Si l’Espagne avait à se faire représenter dans le ciel, c’est vous qu’elle choisirait, moines et guerriers de cet enclos. Quel est donc cet homme à la mine austère, et qui semble conduire la procession de tes aïeux ? il n’est pas né d’hier, celui-là, commandeur. À son armure qui s’effeuille, à ses épaules couvertes de mousse, on voit qu’il va bientôt atteindre à la vieillesse du granit. N’importe, il est encore ferme sur ses jambes, et le piédestal pourra bien crouler avant la statue. Son nom ?

Le Commandeur.

Valero, cousin du Cid et mort au siège de Tolède.

Don Juan.

Il tient son épée à la main, et dès qu’il cesse de chanter, on dirait qu’il écoute s’il n’entend pas venir les Maures. — Et cet autre chauve et maigre, qui porte un livre sous son bras ?

Le Commandeur.

Domingo Palenjuez, docteur en théologie à Salamanque : tu vois à côté de lui son fils Onorio qui fut à trente ans archevêque et prince de l’église.

Don Juan.

Comme ils sont tous occupés au grand œuvre de leur vie ! On dirait que leur pensée aussitôt après la mort est venue en ces têtes de pierre, et qu’elle s’y développe mieux à l’aise, pareille à la fleur transplantée en un vase plus grand. Quelle foi profonde ! quelle sévère expression de visage ! Quand ils n’auraient pas le costume de leur ordre, quand leur caractère ne serait pas écrit sur le piédestal, il suffirait de les regarder en face pour savoir quel travail ils ont accompli.

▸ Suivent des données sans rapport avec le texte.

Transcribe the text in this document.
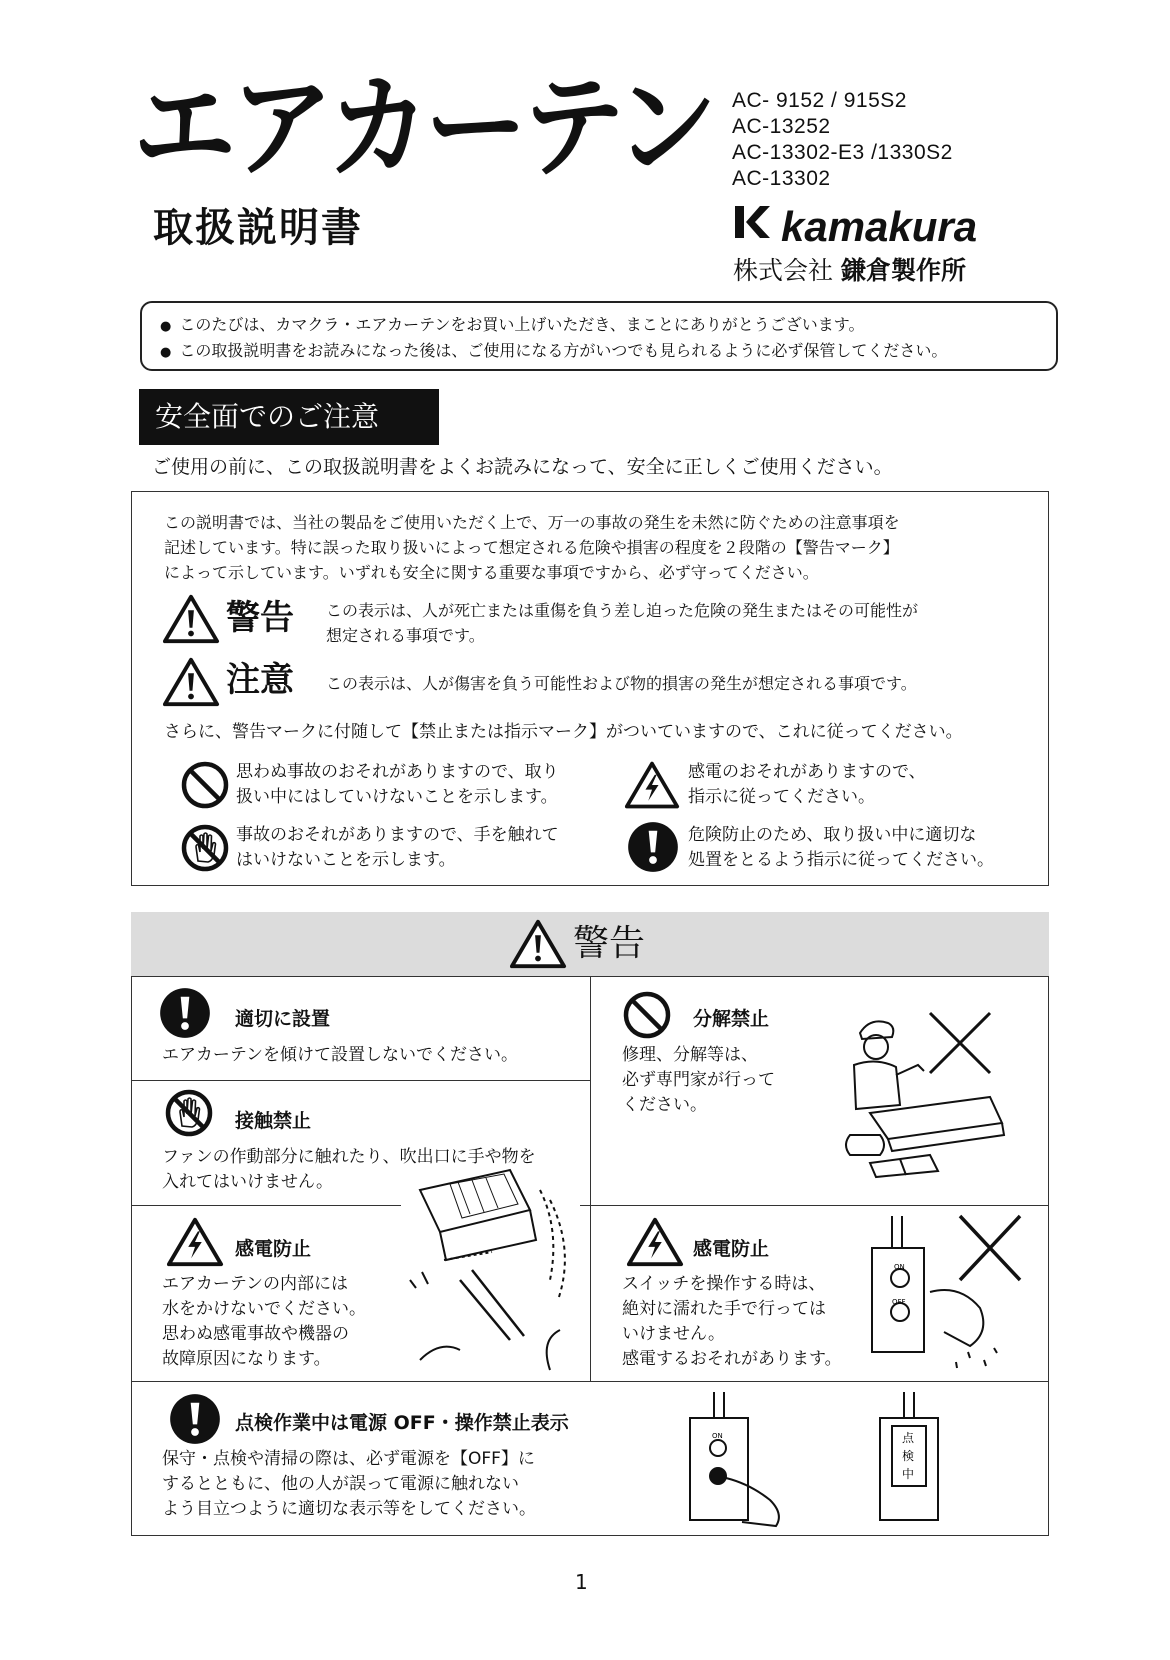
エアカーテン
取扱説明書
AC- 9152 / 915S2
AC-13252
AC-13302-E3 /1330S2
AC-13302
kamakura
株式会社 鎌倉製作所
● このたびは、カマクラ・エアカーテンをお買い上げいただき、まことにありがとうございます。
● この取扱説明書をお読みになった後は、ご使用になる方がいつでも見られるように必ず保管してください。
安全面でのご注意
ご使用の前に、この取扱説明書をよくお読みになって、安全に正しくご使用ください。
この説明書では、当社の製品をご使用いただく上で、万一の事故の発生を未然に防ぐための注意事項を
記述しています。特に誤った取り扱いによって想定される危険や損害の程度を２段階の【警告マーク】
によって示しています。いずれも安全に関する重要な事項ですから、必ず守ってください。
警告 この表示は、人が死亡または重傷を負う差し迫った危険の発生またはその可能性が
想定される事項です。
注意 この表示は、人が傷害を負う可能性および物的損害の発生が想定される事項です。
さらに、警告マークに付随して【禁止または指示マーク】がついていますので、これに従ってください。
思わぬ事故のおそれがありますので、取り
扱い中にはしていけないことを示します。
感電のおそれがありますので、
指示に従ってください。
事故のおそれがありますので、手を触れて
はいけないことを示します。
危険防止のため、取り扱い中に適切な
処置をとるよう指示に従ってください。
警告
適切に設置
エアカーテンを傾けて設置しないでください。
分解禁止
修理、分解等は、
必ず専門家が行って
ください。
接触禁止
ファンの作動部分に触れたり、吹出口に手や物を
入れてはいけません。
感電防止
エアカーテンの内部には
水をかけないでください。
思わぬ感電事故や機器の
故障原因になります。
感電防止
スイッチを操作する時は、
絶対に濡れた手で行っては
いけません。
感電するおそれがあります。
ON
OFF
点検作業中は電源 OFF・操作禁止表示
保守・点検や清掃の際は、必ず電源を【OFF】に
するとともに、他の人が誤って電源に触れない
よう目立つように適切な表示等をしてください。
ON	点
検
中
1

Comme ils sont tous occupés du grand œuvre de leur vie ! En vérité, commandeur, vous devez avoir d’étranges entretiens aux rayons de la lune, quand le guerrier parle d’armures et de batailles à son neveu le docteur qui développe une théorie ; et, possédés tous comme vous l’êtes par une seule idée, il me semble que vous ne devez pas toujours bien vous entendre.

Le Commandeur.

Tu dis vrai, don Juan ; mais lorsqu’il nous arrive par hasard de nous égarer dans les détails de notre vie terrestre, le premier de nous qui s’en aperçoit lève la main, et dès lors nous entonnons tous un chœur afin de remonter par l’harmonie à la pensée universelle !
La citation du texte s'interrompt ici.